2. Limit Concurrent Quantum Objects

Design your game so that only a few objects are quantum at any time:

• Quantum Pong — max 4-6 balls quantum at once (2-3 pairs)
• Quantris — current piece + at most 2-3 recently placed pieces
• Bloch Invaders — only the targeted invader is actively quantum

3. Choose the Right Dimension

Higher dimensions = exponentially larger state space:

Dimension	States per property	Memory per entangled pair
2	2	64 bytes
4	4	256 bytes
7	7	784 bytes
8	8	1 KB

Use the smallest dimension your game design allows.
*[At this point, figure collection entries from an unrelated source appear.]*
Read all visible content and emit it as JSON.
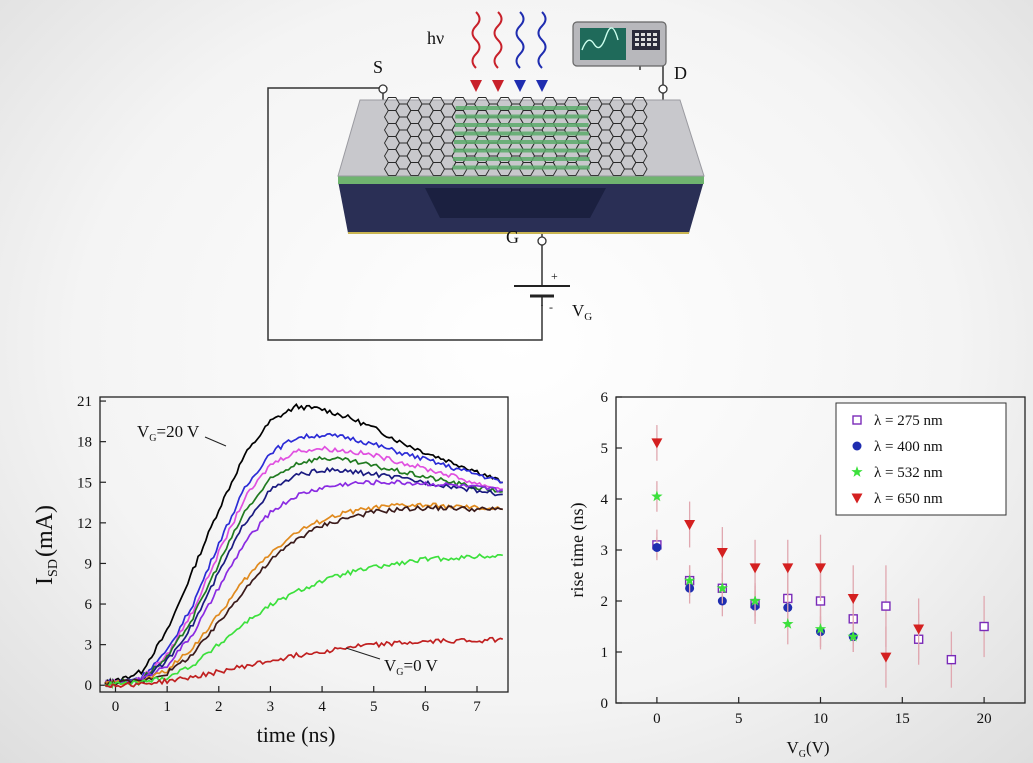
{
  "diagram": {
    "photon_label": "hν",
    "source_label": "S",
    "drain_label": "D",
    "gate_label": "G",
    "plus_label": "+",
    "minus_label": "-",
    "vg_label": "V",
    "vg_sub": "G",
    "colors": {
      "red_wave": "#c8202a",
      "blue_wave": "#1f2db0",
      "substrate": "#252a4a",
      "graphene": "#2a2a2a",
      "film": "#7fbf7f"
    }
  },
  "chart_data": [
    {
      "type": "line",
      "xlabel": "time (ns)",
      "ylabel_main": "I",
      "ylabel_sub": "SD",
      "ylabel_unit": "(mA)",
      "xlim": [
        -0.3,
        7.6
      ],
      "ylim": [
        -0.5,
        21.3
      ],
      "xticks": [
        0,
        1,
        2,
        3,
        4,
        5,
        6,
        7
      ],
      "yticks": [
        0,
        3,
        6,
        9,
        12,
        15,
        18,
        21
      ],
      "grid": false,
      "annotations": [
        {
          "id": "vg20",
          "main": "V",
          "sub": "G",
          "rest": "=20 V"
        },
        {
          "id": "vg0",
          "main": "V",
          "sub": "G",
          "rest": "=0 V"
        }
      ],
      "series": [
        {
          "color": "#000000",
          "values": {
            "t": [
              -0.2,
              0,
              0.5,
              1,
              1.5,
              2,
              2.5,
              3,
              3.5,
              4,
              4.5,
              5,
              5.5,
              6,
              6.5,
              7,
              7.5
            ],
            "i": [
              0.2,
              0.3,
              1.0,
              4.0,
              8.5,
              13.0,
              17.0,
              19.5,
              20.6,
              20.4,
              19.8,
              19.0,
              18.0,
              17.2,
              16.5,
              15.8,
              15.0
            ]
          }
        },
        {
          "color": "#2b2bd6",
          "values": {
            "t": [
              -0.2,
              0,
              0.5,
              1,
              1.5,
              2,
              2.5,
              3,
              3.5,
              4,
              4.5,
              5,
              5.5,
              6,
              6.5,
              7,
              7.5
            ],
            "i": [
              0.1,
              0.2,
              0.6,
              2.5,
              6.0,
              10.5,
              14.5,
              17.2,
              18.3,
              18.5,
              18.3,
              17.8,
              17.2,
              16.7,
              16.1,
              15.6,
              15.0
            ]
          }
        },
        {
          "color": "#e050e0",
          "values": {
            "t": [
              -0.2,
              0,
              0.5,
              1,
              1.5,
              2,
              2.5,
              3,
              3.5,
              4,
              4.5,
              5,
              5.5,
              6,
              6.5,
              7,
              7.5
            ],
            "i": [
              0.1,
              0.2,
              0.5,
              2.2,
              5.5,
              9.8,
              13.8,
              16.3,
              17.3,
              17.5,
              17.3,
              17.0,
              16.5,
              16.0,
              15.5,
              14.9,
              14.5
            ]
          }
        },
        {
          "color": "#207a20",
          "values": {
            "t": [
              -0.2,
              0,
              0.5,
              1,
              1.5,
              2,
              2.5,
              3,
              3.5,
              4,
              4.5,
              5,
              5.5,
              6,
              6.5,
              7,
              7.5
            ],
            "i": [
              0.1,
              0.2,
              0.5,
              2.0,
              5.0,
              9.0,
              12.8,
              15.2,
              16.4,
              16.8,
              16.6,
              16.2,
              15.8,
              15.4,
              15.0,
              14.6,
              14.3
            ]
          }
        },
        {
          "color": "#1a1a80",
          "values": {
            "t": [
              -0.2,
              0,
              0.5,
              1,
              1.5,
              2,
              2.5,
              3,
              3.5,
              4,
              4.5,
              5,
              5.5,
              6,
              6.5,
              7,
              7.5
            ],
            "i": [
              0.1,
              0.2,
              0.4,
              1.8,
              4.5,
              8.3,
              12.0,
              14.4,
              15.5,
              15.9,
              15.8,
              15.6,
              15.3,
              15.0,
              14.7,
              14.4,
              14.1
            ]
          }
        },
        {
          "color": "#8a2be2",
          "values": {
            "t": [
              -0.2,
              0,
              0.5,
              1,
              1.5,
              2,
              2.5,
              3,
              3.5,
              4,
              4.5,
              5,
              5.5,
              6,
              6.5,
              7,
              7.5
            ],
            "i": [
              0.1,
              0.2,
              0.4,
              1.5,
              3.8,
              7.2,
              10.5,
              12.8,
              14.0,
              14.6,
              14.9,
              15.0,
              15.0,
              14.9,
              14.8,
              14.6,
              14.4
            ]
          }
        },
        {
          "color": "#e08a1e",
          "values": {
            "t": [
              -0.2,
              0,
              0.5,
              1,
              1.5,
              2,
              2.5,
              3,
              3.5,
              4,
              4.5,
              5,
              5.5,
              6,
              6.5,
              7,
              7.5
            ],
            "i": [
              0.1,
              0.2,
              0.3,
              1.1,
              2.8,
              5.2,
              7.8,
              9.8,
              11.3,
              12.2,
              12.8,
              13.1,
              13.3,
              13.3,
              13.2,
              13.1,
              13.0
            ]
          }
        },
        {
          "color": "#3a1a1a",
          "values": {
            "t": [
              -0.2,
              0,
              0.5,
              1,
              1.5,
              2,
              2.5,
              3,
              3.5,
              4,
              4.5,
              5,
              5.5,
              6,
              6.5,
              7,
              7.5
            ],
            "i": [
              0.1,
              0.2,
              0.3,
              0.9,
              2.3,
              4.6,
              7.1,
              9.2,
              10.8,
              11.8,
              12.4,
              12.8,
              13.0,
              13.1,
              13.1,
              13.0,
              13.0
            ]
          }
        },
        {
          "color": "#3ce03c",
          "values": {
            "t": [
              -0.2,
              0,
              0.5,
              1,
              1.5,
              2,
              2.5,
              3,
              3.5,
              4,
              4.5,
              5,
              5.5,
              6,
              6.5,
              7,
              7.5
            ],
            "i": [
              0.0,
              0.1,
              0.2,
              0.6,
              1.5,
              3.0,
              4.6,
              5.9,
              6.9,
              7.7,
              8.3,
              8.7,
              9.0,
              9.3,
              9.4,
              9.5,
              9.6
            ]
          }
        },
        {
          "color": "#c02020",
          "values": {
            "t": [
              -0.2,
              0,
              0.5,
              1,
              1.5,
              2,
              2.5,
              3,
              3.5,
              4,
              4.5,
              5,
              5.5,
              6,
              6.5,
              7,
              7.5
            ],
            "i": [
              0.0,
              0.0,
              0.1,
              0.3,
              0.6,
              1.0,
              1.4,
              1.8,
              2.2,
              2.5,
              2.8,
              3.0,
              3.1,
              3.2,
              3.3,
              3.3,
              3.4
            ]
          }
        }
      ]
    },
    {
      "type": "scatter",
      "xlabel_main": "V",
      "xlabel_sub": "G",
      "xlabel_unit": "(V)",
      "ylabel": "rise time (ns)",
      "xlim": [
        -2.5,
        22.5
      ],
      "ylim": [
        0,
        6
      ],
      "xticks": [
        0,
        5,
        10,
        15,
        20
      ],
      "yticks": [
        0,
        1,
        2,
        3,
        4,
        5,
        6
      ],
      "grid": false,
      "legend_position": "top-right",
      "series": [
        {
          "name": "λ = 275 nm",
          "marker": "open-square",
          "color": "#7a2bb8",
          "x": [
            0,
            2,
            4,
            6,
            8,
            10,
            12,
            14,
            16,
            18,
            20
          ],
          "y": [
            3.1,
            2.4,
            2.25,
            1.95,
            2.05,
            2.0,
            1.65,
            1.9,
            1.25,
            0.85,
            1.5
          ],
          "err": [
            0.3,
            0.3,
            0.3,
            0.4,
            0.5,
            0.6,
            0.5,
            0.8,
            0.5,
            0.55,
            0.6
          ]
        },
        {
          "name": "λ = 400 nm",
          "marker": "filled-circle",
          "color": "#1f2db0",
          "x": [
            0,
            2,
            4,
            6,
            8,
            10,
            12
          ],
          "y": [
            3.05,
            2.25,
            2.0,
            1.9,
            1.87,
            1.4,
            1.3
          ],
          "err": [
            0.2,
            0.3,
            0.3,
            0.3,
            0.3,
            0.3,
            0.3
          ]
        },
        {
          "name": "λ = 532 nm",
          "marker": "star",
          "color": "#3ce03c",
          "x": [
            0,
            2,
            4,
            6,
            8,
            10,
            12
          ],
          "y": [
            4.05,
            2.4,
            2.25,
            2.0,
            1.55,
            1.45,
            1.3
          ],
          "err": [
            0.3,
            0.3,
            0.3,
            0.3,
            0.4,
            0.4,
            0.3
          ]
        },
        {
          "name": "λ = 650 nm",
          "marker": "filled-triangle-down",
          "color": "#d42020",
          "x": [
            0,
            2,
            4,
            6,
            8,
            10,
            12,
            14,
            16
          ],
          "y": [
            5.1,
            3.5,
            2.95,
            2.65,
            2.65,
            2.65,
            2.05,
            0.9,
            1.45
          ],
          "err": [
            0.35,
            0.45,
            0.5,
            0.55,
            0.55,
            0.65,
            0.65,
            0.6,
            0.6
          ]
        }
      ]
    }
  ]
}
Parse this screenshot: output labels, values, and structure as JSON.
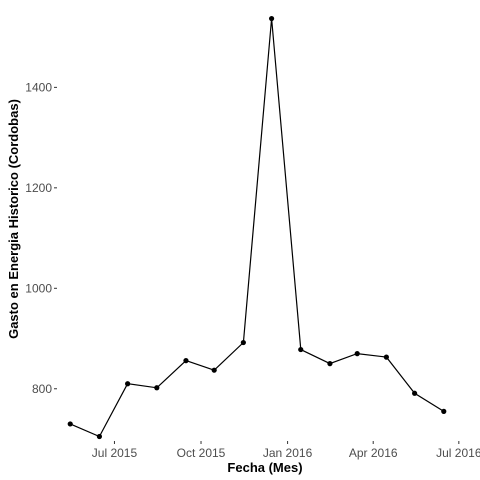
{
  "chart_data": {
    "type": "line",
    "title": "",
    "xlabel": "Fecha (Mes)",
    "ylabel": "Gasto en Energia Historico (Cordobas)",
    "x_ticks": [
      {
        "date": "2015-07-01",
        "label": "Jul 2015"
      },
      {
        "date": "2015-10-01",
        "label": "Oct 2015"
      },
      {
        "date": "2016-01-01",
        "label": "Jan 2016"
      },
      {
        "date": "2016-04-01",
        "label": "Apr 2016"
      },
      {
        "date": "2016-07-01",
        "label": "Jul 2016"
      }
    ],
    "y_ticks": [
      800,
      1000,
      1200,
      1400
    ],
    "xlim": [
      "2015-05-02",
      "2016-07-15"
    ],
    "ylim": [
      698,
      1558
    ],
    "grid": false,
    "legend": "none",
    "series": [
      {
        "points": [
          {
            "x": "2015-05-15",
            "y": 730
          },
          {
            "x": "2015-06-15",
            "y": 705
          },
          {
            "x": "2015-07-15",
            "y": 810
          },
          {
            "x": "2015-08-15",
            "y": 802
          },
          {
            "x": "2015-09-15",
            "y": 856
          },
          {
            "x": "2015-10-15",
            "y": 837
          },
          {
            "x": "2015-11-15",
            "y": 892
          },
          {
            "x": "2015-12-15",
            "y": 1537
          },
          {
            "x": "2016-01-15",
            "y": 878
          },
          {
            "x": "2016-02-15",
            "y": 850
          },
          {
            "x": "2016-03-15",
            "y": 870
          },
          {
            "x": "2016-04-15",
            "y": 863
          },
          {
            "x": "2016-05-15",
            "y": 791
          },
          {
            "x": "2016-06-15",
            "y": 755
          }
        ]
      }
    ]
  }
}
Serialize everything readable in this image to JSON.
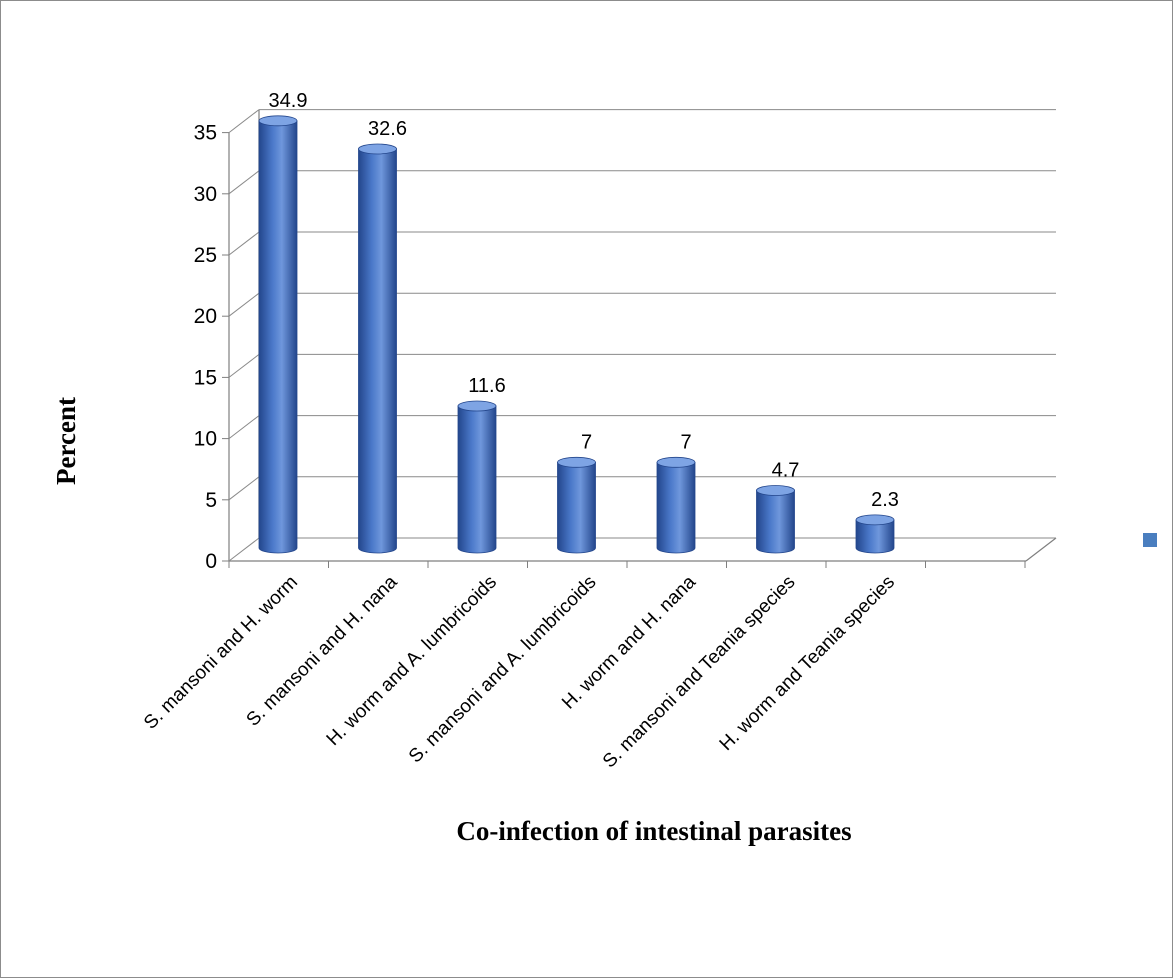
{
  "chart_data": {
    "type": "bar",
    "categories": [
      "S. mansoni and H. worm",
      "S. mansoni and H. nana",
      "H. worm and A. lumbricoids",
      "S. mansoni and A. lumbricoids",
      "H. worm and H. nana",
      "S. mansoni and Teania species",
      "H. worm and Teania species"
    ],
    "series": [
      {
        "values": [
          34.9,
          32.6,
          11.6,
          7,
          7,
          4.7,
          2.3
        ]
      }
    ],
    "data_labels": [
      "34.9",
      "32.6",
      "11.6",
      "7",
      "7",
      "4.7",
      "2.3"
    ],
    "title": "",
    "xlabel": "Co-infection of intestinal parasites",
    "ylabel": "Percent",
    "ylim": [
      0,
      35
    ],
    "yticks": [
      0,
      5,
      10,
      15,
      20,
      25,
      30,
      35
    ],
    "grid": true,
    "legend": "right",
    "colors": {
      "bar": "#4a78c9",
      "bar_dark": "#23468c",
      "bar_light": "#7ea4e4",
      "legend": "#4a7ebf"
    }
  }
}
Don't use dim=8 "just in case."

4. Separate Registries for Independent Systems

If your game has quantum objects that never interact, use separate registries:

const playerRegistry = new PlayerQuantumRegistry(logger);  // player abilities
const enemyRegistry = new EnemyQuantumRegistry(logger);    // enemy states

// These systems never entangle with each other,
// so they maintain independent (small) state spaces

5. Batch Measurements

Measure multiple properties at once instead of one at a time:

// Slightly more efficient than three separate calls
const values = this.measureProperties([prop1, prop2, prop3]);

6. Throttle Probability Queries

Reading probabilities for visualization doesn't need to happen every frame:

private probCache = new Map<string, number>();
private lastProbUpdate = 0;

getExistenceProbability(id: string): number {
  const now = performance.now();
  if (now - this.lastProbUpdate < 100) { // update at most 10x/sec
    return this.probCache.get(id) ?? 1.0;
  }
  this.lastProbUpdate = now;

  const prop = this.getProperty(id);
  if (!prop) return 1.0;
  const prob = /* query probabilities */;
  this.probCache.set(id, prob);
  return prob;
}

Build Variant Selection

Choose your WASM build based on your game's needs:

Game Type	Recommended Build	Reason
Binary states (exists/doesn't)	Small (d2, n5)	Fast build, plenty of room
Standard quantum game	Medium (d2, n8)	Good balance
High-dimension puzzles	Custom (d7, n10)	Hex geometry needs dim=7
Research/experimental	Custom (d3, n32)	Maximum flexibility

Monitoring

Use getWasmMemoryBytes() to monitor WASM heap usage:

import { getWasmMemoryBytes } from "quantum-forge-framework/quantum";

// In your debug overlay
const memBytes = getWasmMemoryBytes();
if (memBytes !== null) {
  debugText(`WASM: ${(memBytes / 1024).toFixed(0)} KB`);
}

Error Handling

When the qudit limit is reached, WASM operations throw. Handle gracefully:

quantumSplit(originalId: string, newId: string): boolean {
  const prop1 = this.getProperty(originalId);
  if (!prop1) return false;

  const prop2 = this.acquireProperty();
  try {
    this.iSwap(prop1, prop2, 0.5);
  } catch {
    this.logger?.warn?.("Qudit limit reached — falling back to classical");
    this.releaseProperty(prop2, 0);
    return false;
  }

  this.setProperty(newId, prop2);
  return true;
}

Design your game so that hitting the qudit limit is graceful, not fatal. Quantum Pong falls back to classical behavior when no qudits are available.